Earlier this week, a colleague e-mailed me and asked to send him some ideas on how I thought a Community and Regional Resilience Institute community using the Community Resilience System would recover from a tornado. I thought it made sense to give him a description of the environment within which the community would be conducting their tornado recovery. This is how I think a CRS community would be positioned for response and long-term recovery:
A CARRI community would have assessed its vulnerabilities, catalogued its assets and determined which assets were most vulnerable, which could/should be restored first and identified the gaps for which outside resources would have to be requested well before the tornado. This would have been done by all parts of the community — individuals and families; local government; small and large employers.
A CARRI community would have a well planned and well rehearsed communications plan for getting information to all of its citizens based on a collaborative use of all the resources available to the community rather than just government. The information provided by such a coordinated plan would be useful, relevant and trusted.

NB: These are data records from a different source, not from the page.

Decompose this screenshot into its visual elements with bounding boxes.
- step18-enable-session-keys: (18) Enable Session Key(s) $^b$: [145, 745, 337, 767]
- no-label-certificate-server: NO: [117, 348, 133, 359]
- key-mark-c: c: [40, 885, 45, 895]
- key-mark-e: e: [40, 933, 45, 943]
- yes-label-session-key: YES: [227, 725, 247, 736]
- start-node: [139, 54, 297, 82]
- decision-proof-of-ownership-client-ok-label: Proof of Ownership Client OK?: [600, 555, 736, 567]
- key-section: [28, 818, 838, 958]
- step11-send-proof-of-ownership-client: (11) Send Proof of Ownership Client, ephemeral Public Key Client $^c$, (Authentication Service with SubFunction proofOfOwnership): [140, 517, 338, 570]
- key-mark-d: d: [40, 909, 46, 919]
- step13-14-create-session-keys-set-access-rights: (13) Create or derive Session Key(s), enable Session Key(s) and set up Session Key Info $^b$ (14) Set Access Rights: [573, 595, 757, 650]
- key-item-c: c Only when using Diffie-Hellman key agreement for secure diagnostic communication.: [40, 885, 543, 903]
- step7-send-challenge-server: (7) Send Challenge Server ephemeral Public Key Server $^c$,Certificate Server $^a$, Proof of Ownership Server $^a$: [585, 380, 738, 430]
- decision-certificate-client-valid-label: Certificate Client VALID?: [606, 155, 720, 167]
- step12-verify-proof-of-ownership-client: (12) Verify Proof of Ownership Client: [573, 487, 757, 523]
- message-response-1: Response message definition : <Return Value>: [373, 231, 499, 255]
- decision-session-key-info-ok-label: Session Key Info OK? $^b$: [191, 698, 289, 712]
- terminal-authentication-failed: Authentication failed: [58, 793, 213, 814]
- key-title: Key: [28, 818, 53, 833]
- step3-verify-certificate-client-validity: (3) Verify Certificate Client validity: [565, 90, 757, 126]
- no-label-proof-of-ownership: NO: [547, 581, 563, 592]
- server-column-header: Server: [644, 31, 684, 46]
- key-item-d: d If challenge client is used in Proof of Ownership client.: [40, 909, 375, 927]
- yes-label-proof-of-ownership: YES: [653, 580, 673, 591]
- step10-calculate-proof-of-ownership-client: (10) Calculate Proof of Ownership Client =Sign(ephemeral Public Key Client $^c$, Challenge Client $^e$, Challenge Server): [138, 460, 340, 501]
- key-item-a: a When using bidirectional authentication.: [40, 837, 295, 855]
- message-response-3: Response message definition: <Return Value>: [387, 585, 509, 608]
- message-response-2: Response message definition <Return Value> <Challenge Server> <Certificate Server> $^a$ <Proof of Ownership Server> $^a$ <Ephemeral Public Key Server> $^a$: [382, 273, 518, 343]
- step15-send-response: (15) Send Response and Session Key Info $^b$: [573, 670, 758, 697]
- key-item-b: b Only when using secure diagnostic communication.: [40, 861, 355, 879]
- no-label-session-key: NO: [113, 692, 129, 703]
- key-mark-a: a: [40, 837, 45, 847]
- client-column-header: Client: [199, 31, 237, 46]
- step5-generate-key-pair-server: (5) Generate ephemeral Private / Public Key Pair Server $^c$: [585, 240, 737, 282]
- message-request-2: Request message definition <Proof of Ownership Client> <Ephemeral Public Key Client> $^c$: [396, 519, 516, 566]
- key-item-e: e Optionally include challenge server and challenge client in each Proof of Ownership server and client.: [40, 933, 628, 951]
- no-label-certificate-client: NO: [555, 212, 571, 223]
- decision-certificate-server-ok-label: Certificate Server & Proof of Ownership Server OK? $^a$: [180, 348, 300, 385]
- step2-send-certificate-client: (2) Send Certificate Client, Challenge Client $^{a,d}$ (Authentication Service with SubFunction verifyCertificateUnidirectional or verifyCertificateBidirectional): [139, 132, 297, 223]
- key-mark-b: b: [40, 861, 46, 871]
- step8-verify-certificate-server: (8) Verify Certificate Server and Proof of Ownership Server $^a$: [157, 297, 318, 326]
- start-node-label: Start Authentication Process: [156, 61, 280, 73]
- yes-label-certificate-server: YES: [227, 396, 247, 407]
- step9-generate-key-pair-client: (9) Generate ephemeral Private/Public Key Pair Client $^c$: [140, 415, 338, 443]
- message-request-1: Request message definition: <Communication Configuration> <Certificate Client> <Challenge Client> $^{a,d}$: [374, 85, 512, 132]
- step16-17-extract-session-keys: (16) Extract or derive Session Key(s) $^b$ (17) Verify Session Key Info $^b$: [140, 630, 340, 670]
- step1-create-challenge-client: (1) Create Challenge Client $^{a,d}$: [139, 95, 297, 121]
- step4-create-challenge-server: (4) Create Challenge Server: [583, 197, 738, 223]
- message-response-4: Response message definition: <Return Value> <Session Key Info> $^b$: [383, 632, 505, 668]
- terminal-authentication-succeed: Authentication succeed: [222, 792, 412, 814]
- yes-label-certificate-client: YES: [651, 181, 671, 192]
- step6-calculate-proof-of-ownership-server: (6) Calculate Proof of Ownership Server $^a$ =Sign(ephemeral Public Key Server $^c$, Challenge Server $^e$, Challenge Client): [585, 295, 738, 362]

A CARRI community would have well-established, trusted, community networks based on the full fabric of the community (government, private business, faith-based, associational) and those networks would have been proven through collaborative planning and continuous interactions before the catastrophic event. The community would also have similar networks developed with other communities within its region. The time to meet your neighbor (individual or community) is not post-disaster.
A CARRI community would have a vision for a post-disaster community and a plan based on that vision. The vision would be accepted by the community as a basis for action. Because time is critical post-event, this vision and plan would help the community rapidly recover in a manner consistent with their long-term vision, goals and interests.